Inspiration was the challenge published by T-Systems on hackkosice 2019
What it does
Grabs the audio stream from computer microphone and with use of Google Cloud Platform services, it transcribes the captured audio to text and then translate the text to target language and send it to simple frontend.
Fasttext embeddings are used to enhance the transcription - if there is a transcription with low confidence, it will try to replace it with word, which has the highest probability of occurence in given context.
How we built it
Using Google Cloud Platform services - this integration, along with word embeddings was handled by Marko Sahan, using platform and his personal Google Cloud Platform account (there is a free 300 dollar trial for new users).

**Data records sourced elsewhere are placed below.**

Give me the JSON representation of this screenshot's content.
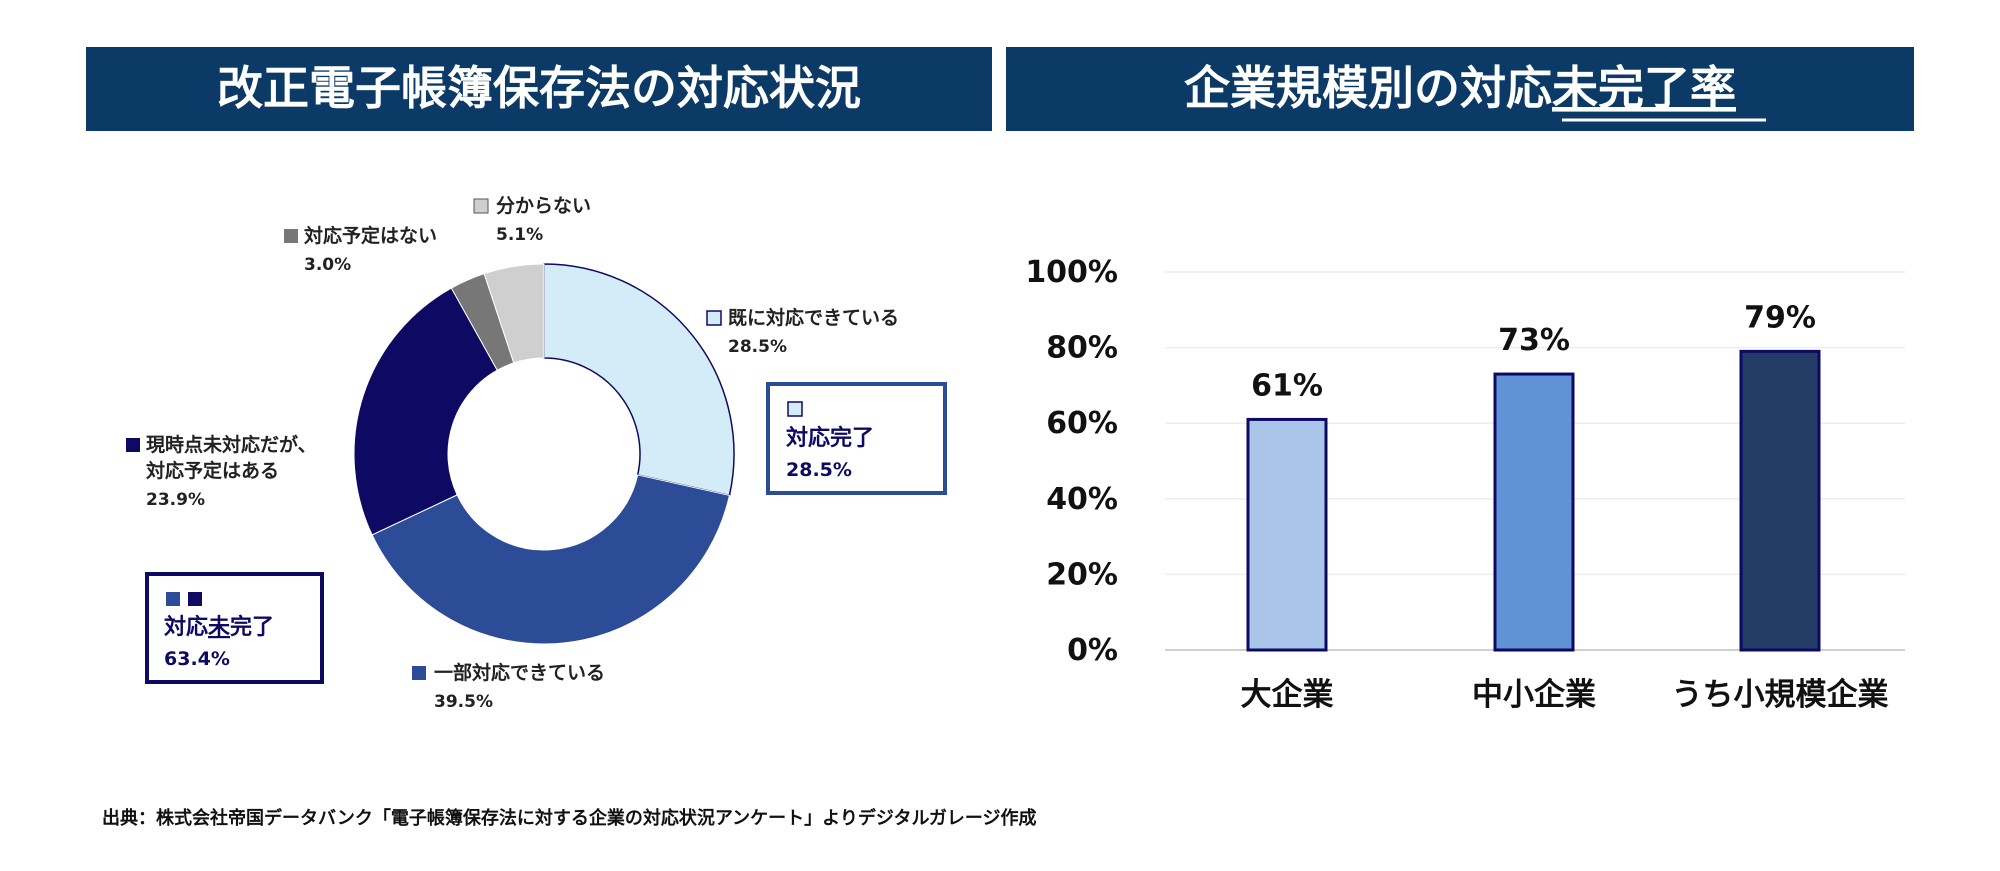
{
  "left_panel": {
    "title": "改正電子帳簿保存法の対応状況"
  },
  "right_panel": {
    "title_part1": "企業規模別の対応",
    "title_part2": "未完了率"
  },
  "callouts": {
    "completed": {
      "label": "対応完了",
      "value": "28.5%"
    },
    "incomplete": {
      "label_part1": "対応",
      "label_part2": "未",
      "label_part3": "完了",
      "value": "63.4%"
    }
  },
  "footer": {
    "source": "出典：株式会社帝国データバンク「電子帳簿保存法に対する企業の対応状況アンケート」よりデジタルガレージ作成"
  },
  "colors": {
    "header_bg": "#0b3a66",
    "already": "#d4ecf7",
    "partial": "#2c4c97",
    "planned": "#0e0a63",
    "none_planned": "#777777",
    "unknown": "#cfcfcf",
    "bar_large": "#a9c6ea",
    "bar_sme": "#5f93d6",
    "bar_small": "#233c66",
    "bar_outline": "#0e0a63",
    "callout_border_light": "#2c4c97",
    "callout_border_dark": "#0e0a63"
  },
  "chart_data": [
    {
      "type": "pie",
      "variant": "donut",
      "slices": [
        {
          "name": "既に対応できている",
          "value": 28.5,
          "label": "28.5%",
          "color": "#d4ecf7"
        },
        {
          "name": "一部対応できている",
          "value": 39.5,
          "label": "39.5%",
          "color": "#2c4c97"
        },
        {
          "name": "現時点未対応だが、対応予定はある",
          "name_line1": "現時点未対応だが、",
          "name_line2": "対応予定はある",
          "value": 23.9,
          "label": "23.9%",
          "color": "#0e0a63"
        },
        {
          "name": "対応予定はない",
          "value": 3.0,
          "label": "3.0%",
          "color": "#777777"
        },
        {
          "name": "分からない",
          "value": 5.1,
          "label": "5.1%",
          "color": "#cfcfcf"
        }
      ]
    },
    {
      "type": "bar",
      "categories": [
        "大企業",
        "中小企業",
        "うち小規模企業"
      ],
      "values": [
        61,
        73,
        79
      ],
      "value_labels": [
        "61%",
        "73%",
        "79%"
      ],
      "ylim": [
        0,
        100
      ],
      "yticks": [
        "0%",
        "20%",
        "40%",
        "60%",
        "80%",
        "100%"
      ],
      "grid": true
    }
  ]
}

Integration of translation into simple website (shows as a stream of text), with basic integration to Webex was done by Jaroslav Loebl.
Challenges we ran into
Jaroslav killed a lots of hours by imlementing the non-blocking streaming of translation results to frontend. It was mainly caused by low knowledge of asyncio.
Marko for the first time used the Google Cloud Platform and working under the time pressure was also strong experience.
Accomplishments that we're proud of
Working PoC, which transcribe and translate captured audio and show it to user.
What we learned
Jaroslav learned a lot about asyncio and parallel processes in Python and Marko got hands dirty with GCP
What's next for Tapir (speech-to-text-to-translate)
An actual sending of translated text to other webex users, as subtitles.